This code defines a lexer for XPath expressions using the ply
module, specifying tokens and their corresponding regular expression patterns to recognize XPath operators, separators, and literal values.
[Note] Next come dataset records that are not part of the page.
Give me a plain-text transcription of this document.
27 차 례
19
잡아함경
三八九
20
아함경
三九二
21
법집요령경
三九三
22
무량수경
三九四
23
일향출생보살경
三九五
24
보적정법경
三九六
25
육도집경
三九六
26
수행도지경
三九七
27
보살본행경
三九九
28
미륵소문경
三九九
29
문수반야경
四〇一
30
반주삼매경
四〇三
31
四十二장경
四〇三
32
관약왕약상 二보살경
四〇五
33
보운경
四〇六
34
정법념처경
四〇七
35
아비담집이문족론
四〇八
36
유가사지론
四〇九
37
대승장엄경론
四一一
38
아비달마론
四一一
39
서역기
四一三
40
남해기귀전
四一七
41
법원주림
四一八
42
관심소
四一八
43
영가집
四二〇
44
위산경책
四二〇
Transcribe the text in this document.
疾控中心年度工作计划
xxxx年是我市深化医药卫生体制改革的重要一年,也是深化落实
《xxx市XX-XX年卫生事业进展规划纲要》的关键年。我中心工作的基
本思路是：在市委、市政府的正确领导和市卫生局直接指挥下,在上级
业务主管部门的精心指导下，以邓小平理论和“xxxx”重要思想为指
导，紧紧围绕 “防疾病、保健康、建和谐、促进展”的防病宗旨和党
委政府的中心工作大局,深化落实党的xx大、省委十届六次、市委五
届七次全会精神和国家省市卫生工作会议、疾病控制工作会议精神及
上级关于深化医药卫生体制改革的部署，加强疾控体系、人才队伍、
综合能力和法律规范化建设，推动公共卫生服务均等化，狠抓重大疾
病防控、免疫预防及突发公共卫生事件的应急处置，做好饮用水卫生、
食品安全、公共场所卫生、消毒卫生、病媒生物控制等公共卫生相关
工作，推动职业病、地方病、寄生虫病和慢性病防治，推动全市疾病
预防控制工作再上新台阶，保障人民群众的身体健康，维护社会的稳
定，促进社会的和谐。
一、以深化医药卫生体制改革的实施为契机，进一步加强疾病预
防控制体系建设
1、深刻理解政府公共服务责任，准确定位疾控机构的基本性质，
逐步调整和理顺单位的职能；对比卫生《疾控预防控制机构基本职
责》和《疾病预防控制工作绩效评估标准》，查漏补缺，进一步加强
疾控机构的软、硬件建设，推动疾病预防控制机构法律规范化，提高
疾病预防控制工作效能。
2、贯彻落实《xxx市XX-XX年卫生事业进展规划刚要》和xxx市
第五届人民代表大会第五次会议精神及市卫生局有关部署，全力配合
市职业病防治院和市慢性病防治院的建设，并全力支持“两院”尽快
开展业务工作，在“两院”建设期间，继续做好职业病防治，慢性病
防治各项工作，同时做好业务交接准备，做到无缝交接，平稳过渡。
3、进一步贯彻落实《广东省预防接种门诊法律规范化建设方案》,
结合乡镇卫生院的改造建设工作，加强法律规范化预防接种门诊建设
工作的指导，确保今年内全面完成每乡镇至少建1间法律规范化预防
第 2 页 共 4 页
The lexer can be used as a foundation for building a parser that constructs an abstract syntax tree (AST) for further processing, making it a crucial component for XPath expression analysis.
"""XPath lexing rules.
To understand how this module works, it is valuable to have a strong
understanding of the `ply <http://www.dabeaz.com/ply/>` module.
"""
from __future__ import unicode_literals
operator_names = {
'or': 'OR_OP',
'and': 'AND_OP',
'div': 'DIV_OP',
'mod': 'MOD_OP',
}
tokens = [
'PATH_SEP',
'ABBREV_PATH_SEP',
'ABBREV_STEP_SELF',
'ABBREV_STEP_PARENT',
'AXIS_SEP',
'ABBREV_AXIS_AT',
'OPEN_PAREN',
'CLOSE_PAREN',
'OPEN_BRACKET',
'CLOSE_BRACKET',
'UNION_OP',
'EQUAL_OP',
'REL_OP',
'PLUS_OP',
'MINUS_OP',
'MULT_OP',
'STAR_OP',
'COMMA',
'LITERAL',
'FLOAT',
'INTEGER',
'NCNAME',
'NODETYPE',
'FUNCNAME',
'AXISNAME',
'COLON',
'DOLLAR',
] + list(operator_names.values())
t_PATH_SEP = r'/'
t_ABBREV_PATH_SEP = r'//'
t_ABBREV_STEP_SELF = r'\.'
t_ABBREV_STEP_PARENT = r'\.\.'
t_AXIS_SEP = r'::'
t_ABBREV_AXIS_AT = r'@'
t_OPEN_PAREN = r'\('
t_CLOSE_PAREN = r'\)'
t_OPEN_BRACKET = r'\['
t_CLOSE_BRACKET = r'\]'
t_UNION_OP = r'\|'
t_EQUAL_OP = r'!?='
t_REL_OP = r'[<>]=?'
t_PLUS_OP = r'\+'
t_MINUS_OP = r'-'
t_COMMA = r','
t_COLON = r':'
t_DOLLAR = r'\